The primary quantitative methods currently available for the prototypical administration of polysaccharide include chromatography and bioassays. Due to their lack of UV-absorbing groups, polysaccharides can only be analyzed using size exclusion chromatography coupled to an Evaporative Light-Scattering Detector (ELSD) or Refractive Index Detector (RID) [11], a method without sufficient detective sensitivity and consequently deemed unsuitable for clinical pharmacokinetics. In contrast, bioassays are recognized for their high specificity and sensitivity. For example, the “G-test” specifically recognizes β-1, 3-glucan with exceptional sensitivity, making it a gold standard for the clinical diagnosis of invasive fungal infections. Based on a similar principle, Yoneda et al. developed a sandwich enzyme-linked immunosorbent assay to quantify lentinan levels in plasma samples, achieving a sensitivity of 17 pg/mL [12]. However, previous studies from our laboratory have revealed that the G factor possesses a strong affinity for high-molecular-weight β-1, 3-glucans while showing no binding to BG136. Furthermore, a significant challenge in bioassays is obtaining an effector that strongly reacts or binds to the substance being measured. Therefore, applications of this approach in polysaccharide pharmacokinetics are limited.
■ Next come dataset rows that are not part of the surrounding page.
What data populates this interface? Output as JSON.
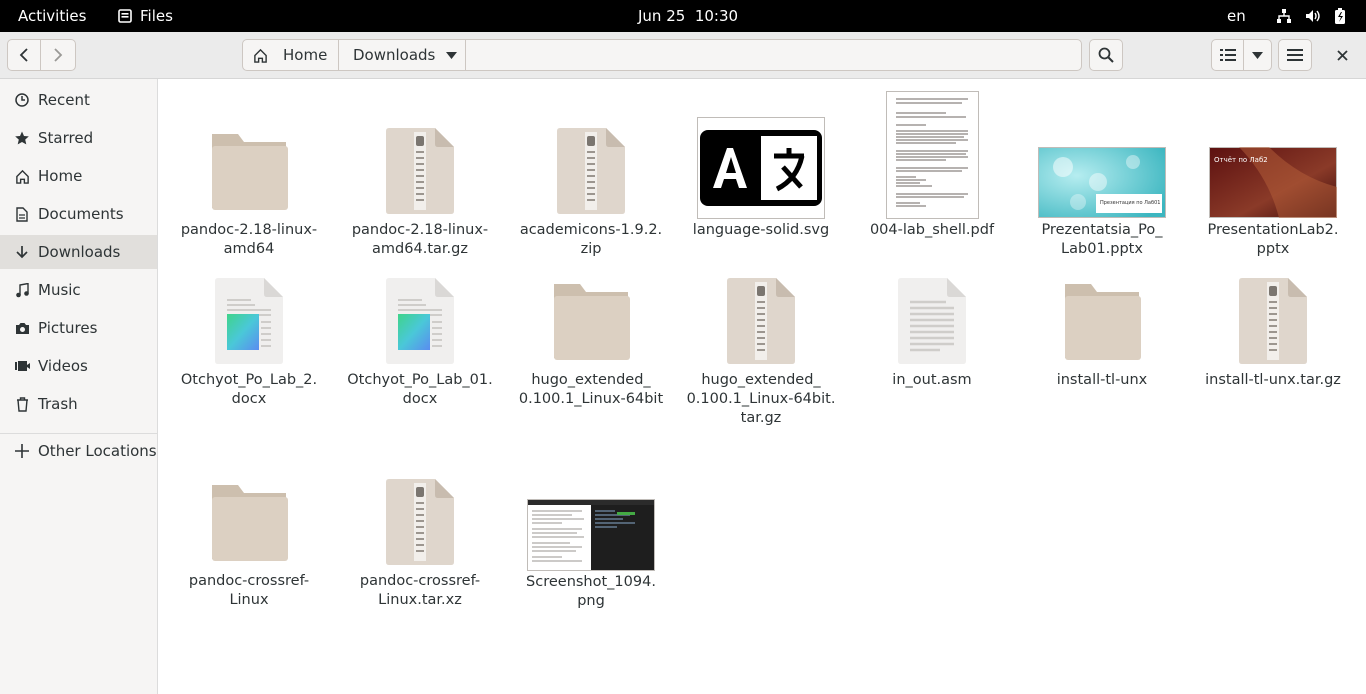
{
  "topbar": {
    "activities": "Activities",
    "app_name": "Files",
    "clock": "Jun 25  10:30",
    "language": "en"
  },
  "header": {
    "path": [
      "Home",
      "Downloads"
    ]
  },
  "sidebar": {
    "items": [
      {
        "label": "Recent",
        "icon": "clock-icon"
      },
      {
        "label": "Starred",
        "icon": "star-icon"
      },
      {
        "label": "Home",
        "icon": "home-icon"
      },
      {
        "label": "Documents",
        "icon": "document-icon"
      },
      {
        "label": "Downloads",
        "icon": "download-icon",
        "active": true
      },
      {
        "label": "Music",
        "icon": "music-icon"
      },
      {
        "label": "Pictures",
        "icon": "camera-icon"
      },
      {
        "label": "Videos",
        "icon": "video-icon"
      },
      {
        "label": "Trash",
        "icon": "trash-icon"
      }
    ],
    "other_locations": "Other Locations"
  },
  "files": [
    {
      "name": "pandoc-2.18-linux-\namd64",
      "type": "folder"
    },
    {
      "name": "pandoc-2.18-linux-\namd64.tar.gz",
      "type": "archive"
    },
    {
      "name": "academicons-1.9.2.\nzip",
      "type": "archive"
    },
    {
      "name": "language-solid.svg",
      "type": "svg"
    },
    {
      "name": "004-lab_shell.pdf",
      "type": "pdf"
    },
    {
      "name": "Prezentatsia_Po_\nLab01.pptx",
      "type": "pptx-blue"
    },
    {
      "name": "PresentationLab2.\npptx",
      "type": "pptx-red"
    },
    {
      "name": "Otchyot_Po_Lab_2.\ndocx",
      "type": "docx"
    },
    {
      "name": "Otchyot_Po_Lab_01.\ndocx",
      "type": "docx"
    },
    {
      "name": "hugo_extended_\n0.100.1_Linux-64bit",
      "type": "folder"
    },
    {
      "name": "hugo_extended_\n0.100.1_Linux-64bit.\ntar.gz",
      "type": "archive"
    },
    {
      "name": "in_out.asm",
      "type": "text"
    },
    {
      "name": "install-tl-unx",
      "type": "folder"
    },
    {
      "name": "install-tl-unx.tar.gz",
      "type": "archive"
    },
    {
      "name": "pandoc-crossref-\nLinux",
      "type": "folder"
    },
    {
      "name": "pandoc-crossref-\nLinux.tar.xz",
      "type": "archive"
    },
    {
      "name": "Screenshot_1094.\npng",
      "type": "png"
    }
  ],
  "thumbnails": {
    "pptx_red_title": "Отчёт по Лаб2",
    "pptx_blue_caption": "Презентация по Лаб01"
  },
  "colors": {
    "folder": "#d5c8b8",
    "archive": "#e0d7cd",
    "active_sidebar": "#e1dfdc"
  }
}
Milestone advancements in mass spectrometry have revolutionized drug quantification, especially through multiple reaction monitoring (MRM) that assigns parent-daughter ion pairs as a drug’s unique identifier [13,14]. Although LC-MS techniques fall short in directly detecting macromolecular polymers, a promising avenue involves developing a quantitative method using a bottom-up approach [5,15]. This strategy has been widely commercialized in proteomic analysis for an extended period [16]. While there is growing interest in applying this strategy in the field of glycan analysis, its current advancement is largely constrained to quantitative analysis in aqueous solutions or food matrices [17]. To date, there have been no successful applications of this strategy in complex biological matrices, such as body fluids or tissues. The discrepancy in matrix environments significantly impacts the difficulty involved in quantitative polysaccharide analysis. This is because the interference from complex biological matrices is substantial and even a decisive factor for establishing a polysaccharide quantitative method [18]. Endogenous sugar chains, coupled with exogenous carbohydrates and dietary fiber ingested by organisms, contribute to a variety of neutral oligosaccharides and their isomers in biological organs and body fluids. Especially when the bottom-up strategy is applied to neutral polysaccharides like β-glucan, the resulting specific fragments encounter numerous endogenous and exogenous oligosaccharide isomers, yet the effective separation of oligosaccharide isomers is undoubtedly a formidable challenge [17,19,20,21]. Furthermore, certain unidentified components in complex biological matrices may inhibit enzyme activity, directly impeding the generation of oligosaccharides, which is a necessary first step in bottom-up analysis. Therefore, a singular protocol may not uniformly analyze polysaccharides across diverse biological samples, necessitating customization for different biological matrices.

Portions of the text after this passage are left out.